A lire le professeur Malinvaud (P. Malinvaud, Droit des obligations, 10e éd., Litec, juillet 2007, pp. 92-93), entre professionnels, tout est dans les circonstances, ou dans les habitudes du secteur.

PRINCIPE : Le fait de ne pas répondre à une offre ne vaut pas en principe acceptation car le silence, par sa nature même, est équivoque (règles du droit des obligations : l’acceptation doit être claire et non équivoque). L’adage "Qui ne dit mot consent" n’est pas valable en droit.

EXCEPTIONS : Toutefois, le silence vaut acceptation tacite dans les cas suivant :

  • le destinataire de l’offre a adopté un comportement pouvant être considéré comme valant acceptation tacite (par exemple, se connecter au produit et l’utiliser, eh oui ...). Il faut donc conserver une attitude totalement passive
  • l’offrant et le destinataire étaient en relations d’affaires du même genre (les exemples donnés par le professeur Malinvaud sont des renouvellements de contrat, pas des offres initiales de produits nouveaux) et concernent des secteurs (bail, assurance) où le renouvellement par acceptation tacite est une pratique courante)) ou bien les rapports d’affaires antérieurs ou les circonstances font perdre au silence son caractère équivoque (les jurisprudences cités concernent une résiliation, l’autre une modification d’un contrat — pas notre cas ...)
  • tel est l’usage de la profession.

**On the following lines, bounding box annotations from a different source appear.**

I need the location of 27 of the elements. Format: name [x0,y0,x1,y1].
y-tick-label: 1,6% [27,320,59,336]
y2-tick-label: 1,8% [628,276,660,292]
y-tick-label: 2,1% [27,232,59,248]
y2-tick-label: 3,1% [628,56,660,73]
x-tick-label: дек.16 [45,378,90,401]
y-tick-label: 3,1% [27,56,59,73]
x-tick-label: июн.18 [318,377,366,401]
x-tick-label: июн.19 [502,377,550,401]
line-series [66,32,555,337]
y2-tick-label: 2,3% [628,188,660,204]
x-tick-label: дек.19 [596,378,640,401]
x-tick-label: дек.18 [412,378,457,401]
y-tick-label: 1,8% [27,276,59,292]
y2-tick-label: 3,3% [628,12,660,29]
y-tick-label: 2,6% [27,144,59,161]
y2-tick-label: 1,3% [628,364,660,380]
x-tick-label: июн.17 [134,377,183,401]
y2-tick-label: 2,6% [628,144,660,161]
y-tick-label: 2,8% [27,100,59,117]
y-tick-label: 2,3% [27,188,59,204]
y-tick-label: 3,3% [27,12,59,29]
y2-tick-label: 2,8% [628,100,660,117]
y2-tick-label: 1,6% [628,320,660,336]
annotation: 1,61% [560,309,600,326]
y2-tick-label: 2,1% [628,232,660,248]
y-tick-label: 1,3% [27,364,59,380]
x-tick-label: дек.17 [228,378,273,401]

Ce n’est pas le cas ici pour l’instant et les acheteurs et juristes n’entendent pas voir cette pratique se développer.
  • l’offre est faite dans le seul intérêt du destinataire (offre unilatérale).

Ce que vous pouvez faire

SOIT vous demandez à recevoir de l’éditeur la liste des personnes de votre structure qu’il a approchées. Et si votre structure ne veut pas de cet abonnement, envoyez une lettre recommandé avec accusé de réception (LRAR) à l’éditeur pour indiquer que vous n’êtes en aucun cas habitué à cette procédure d’abonnement — et non de réabonnement — et que pour l’ensemble de votre structure, vous refusez un abonnement à ce produit. C’est la réponse la plus prudente.

SOIT vous adoptez une attitude totalement passive et vous recommandez fortement cette attitude à vos clients internes. C’est plus délicat mais amène à prendre l’éditeur à son propre piège. Conformément à ce que nous avons expliqué plus haut, cela veut dire :

  • ne pas répondre à l’éditeur
  • mais aussi n’utiliser en rien le produit : ne pas s’y connecter, ni a fortiori le consulter, ne même pas forwarder une newsletter.

En cas de facturation du produit au bout des n mois, il sera alors facile de faire valoir cette attitude, qui vaut absence d’acceptation.

Vous pouvez AUSSI adopter une attitude de prévention : envoyez à vos fournisseurs un courrier spécifiant que selon les procédures internes à votre structure, tout abonnement à de la documentation doit pour être validé et engager la structure faire l’objet d’une proposition écrite, proposition qui doit être ensuite validée par le bibliothécaire documentaliste ou la personne chargée des abonnements.